Ihrer bediente sich das Wachpersonal während der Marschpausen. Von denen, die in Belgrad
oder auf dem 'Kalvarienberg' von Zemun (Semlin) eintrafen, sind noch viele an
Schwäche oder an der Ruhr gestorben. Andere sind Seuchen zum Opfer
gefallen, dem Typhus oder dem Fleckfieber. Wieder andere wurden ganz einfach
ermordet oder erschlagen, weil man eine Rechnung zu begleichen glaubte -
oder nur so aus Spaß. - Ich habe dies alles schadlos überstanden.

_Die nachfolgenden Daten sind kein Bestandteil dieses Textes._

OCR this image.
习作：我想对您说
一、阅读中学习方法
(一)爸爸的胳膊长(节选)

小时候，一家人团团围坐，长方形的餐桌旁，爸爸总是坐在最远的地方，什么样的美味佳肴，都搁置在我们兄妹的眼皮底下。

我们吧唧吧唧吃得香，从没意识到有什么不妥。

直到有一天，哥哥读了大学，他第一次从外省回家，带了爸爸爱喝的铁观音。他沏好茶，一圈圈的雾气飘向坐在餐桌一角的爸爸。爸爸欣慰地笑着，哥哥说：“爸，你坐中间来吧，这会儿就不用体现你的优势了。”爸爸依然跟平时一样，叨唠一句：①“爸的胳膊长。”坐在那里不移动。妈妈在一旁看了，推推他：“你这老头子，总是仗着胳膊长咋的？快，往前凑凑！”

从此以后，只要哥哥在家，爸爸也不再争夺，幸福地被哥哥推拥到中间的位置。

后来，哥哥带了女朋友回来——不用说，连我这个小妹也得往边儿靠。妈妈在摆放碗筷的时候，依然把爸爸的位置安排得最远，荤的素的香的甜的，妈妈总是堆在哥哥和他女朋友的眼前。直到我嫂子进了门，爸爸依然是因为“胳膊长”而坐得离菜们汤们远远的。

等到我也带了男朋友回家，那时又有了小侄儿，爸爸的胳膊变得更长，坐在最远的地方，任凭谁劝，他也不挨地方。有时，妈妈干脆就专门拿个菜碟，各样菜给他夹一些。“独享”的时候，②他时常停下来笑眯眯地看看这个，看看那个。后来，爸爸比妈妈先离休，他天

Gott sei gedankt
dafür. Gedankt sei aber auch all jenen, die mir auf dem Weg durch diese Zeit
mit großer Menschlichkeit begegnet sind. Die Redewendung: 'Wo viel Licht, ist auch viel Schatten', will doch
sagen, dass eben nichts vollkommen ist. - Kehrt man diesen Ausspruch um:
'Wo viel Schatten, ist auch viel Licht ', dann steht dahinter die Erfahrung
furchtloser und tapferer Zuwendung und die Hoffnung auf eine bessere Zeit.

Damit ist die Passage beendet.